I began my career as a USGS field geologist, mapping in the accreted basalts of the Oregon and Washington Coast Range with Parke Snavely. Subsequent encouragement by Rob Coe and Eli Silver sent me on a path to paleomagnetism and tectonics at UC Santa Cruz. While running the night shift on the Stanford magnetometer, I absorbed plate reconstructions from the other night owls, Dave Engebretson, Richard Gordon, Doug Wilson, and Jim Magill. Upon re-joining the USGS, I further explored Cordilleran reconstructions with Myrl Beck, Sherm Gromme', and Jack Hillhouse. By the end of the 1990s, paleomagnetists had made it clear that Cenozoic clockwise rotation was characteristic of much of the Cascadia convergent margin.
The eruption of Mount St Helens and the recognition of past earthquakes on the Cascadia megathrust changed everything. The idyllic backdrop on the side of apple crates was revealed to be a dynamic environment with M 9 earthquakes and erupting volcanoes. I was lucky to work with Rick Blakely, Craig Weaver, Bob Simpson, Tom Brocher, Alan Nelson, Jon Hagstrum, and others at the USGS. We used potential fields, seismology, lidar, and geology, along with the paleomagnetism to document the active crustal architecture of the Cascadia convergent margin. We proposed a microplate model to explain the large clockwise rotation of the Oregon forearc and the resulting changes in arc productivity, crustal strain, and seismicity along the margin. Our secular velocity field for the Oregon forearc, derived in part from its paleomagnetic rotation rate proved useful for evaluating permanent deformation of the upper plate.
I then joined Rob McCaffrey and his colleagues who were inverting Cascadia's GPS velocity field for block rotations and locking on the bounding faults. This work revealed variable locking on the megathrust and the velocities of upper plate blocks. We noticed that the secular block velocity field from GPS could explain the clockwise offset of the Neogene Cascade arc from the present arc, although the Oregon magmatic arc lags behind the faster rotating forearc. This indicates that the rotating block is driven in part by northward motion of the Sierra Nevada and not just slab rollback.
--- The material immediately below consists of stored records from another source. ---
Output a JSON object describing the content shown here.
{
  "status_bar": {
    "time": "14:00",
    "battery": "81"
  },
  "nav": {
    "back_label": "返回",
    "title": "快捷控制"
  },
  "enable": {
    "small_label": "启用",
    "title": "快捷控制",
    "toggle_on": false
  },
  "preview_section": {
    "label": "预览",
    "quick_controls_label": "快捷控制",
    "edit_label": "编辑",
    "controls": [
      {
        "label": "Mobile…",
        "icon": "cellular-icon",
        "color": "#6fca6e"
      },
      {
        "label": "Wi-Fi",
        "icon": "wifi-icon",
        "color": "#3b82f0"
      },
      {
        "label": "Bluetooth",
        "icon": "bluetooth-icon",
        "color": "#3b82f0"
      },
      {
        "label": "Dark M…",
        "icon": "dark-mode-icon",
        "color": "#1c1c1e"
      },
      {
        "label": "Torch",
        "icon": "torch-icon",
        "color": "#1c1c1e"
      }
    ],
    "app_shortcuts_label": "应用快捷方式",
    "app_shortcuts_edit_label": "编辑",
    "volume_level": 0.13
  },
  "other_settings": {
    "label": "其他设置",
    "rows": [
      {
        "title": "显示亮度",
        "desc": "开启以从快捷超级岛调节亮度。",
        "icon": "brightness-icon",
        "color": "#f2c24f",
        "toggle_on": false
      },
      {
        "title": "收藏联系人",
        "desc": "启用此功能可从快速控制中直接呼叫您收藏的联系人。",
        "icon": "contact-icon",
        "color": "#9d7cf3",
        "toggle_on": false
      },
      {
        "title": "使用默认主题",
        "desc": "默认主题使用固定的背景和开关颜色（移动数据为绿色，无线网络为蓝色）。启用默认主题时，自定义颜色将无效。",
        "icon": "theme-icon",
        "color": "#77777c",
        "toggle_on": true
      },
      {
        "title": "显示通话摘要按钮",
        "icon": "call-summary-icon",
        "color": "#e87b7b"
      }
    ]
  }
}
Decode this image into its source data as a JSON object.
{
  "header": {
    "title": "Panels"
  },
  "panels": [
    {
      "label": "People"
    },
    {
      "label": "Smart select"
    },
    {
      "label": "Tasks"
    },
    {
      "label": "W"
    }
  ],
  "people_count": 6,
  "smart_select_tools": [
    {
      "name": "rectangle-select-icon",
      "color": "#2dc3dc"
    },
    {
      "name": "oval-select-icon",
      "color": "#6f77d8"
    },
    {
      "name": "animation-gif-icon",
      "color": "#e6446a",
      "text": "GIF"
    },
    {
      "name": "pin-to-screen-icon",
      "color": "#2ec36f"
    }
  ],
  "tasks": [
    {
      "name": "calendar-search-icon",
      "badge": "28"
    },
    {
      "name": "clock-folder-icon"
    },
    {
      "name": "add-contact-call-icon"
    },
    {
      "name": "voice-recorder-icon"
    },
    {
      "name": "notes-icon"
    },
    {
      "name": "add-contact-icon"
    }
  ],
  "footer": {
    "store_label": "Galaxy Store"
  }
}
Cascadia's block rotations are largely the result of a Pacific-North America shear overprint on the convergent margin and may affect the behavior of the subduction zone. For example, tremor variability on the megathrust is correlated with upper plate lithology, forearc block boundaries, and topography of the forearc. This structural segmentation of the forearc could produce rupture mode diversity on the megathrust. The relation of the megathrust seismic cycle to the permanent deformation and seismicity of the upper plate is a fundamental problem that continues to inspire scientists working in Cascadia and other hazardous subduction zones. We have made some progress, but there is much more to do, and I'm happy to see young scientists fully engaged with these problems. Thank you again for this honor. I'm very happy to be able to share this occasion with colleagues, friends, and family.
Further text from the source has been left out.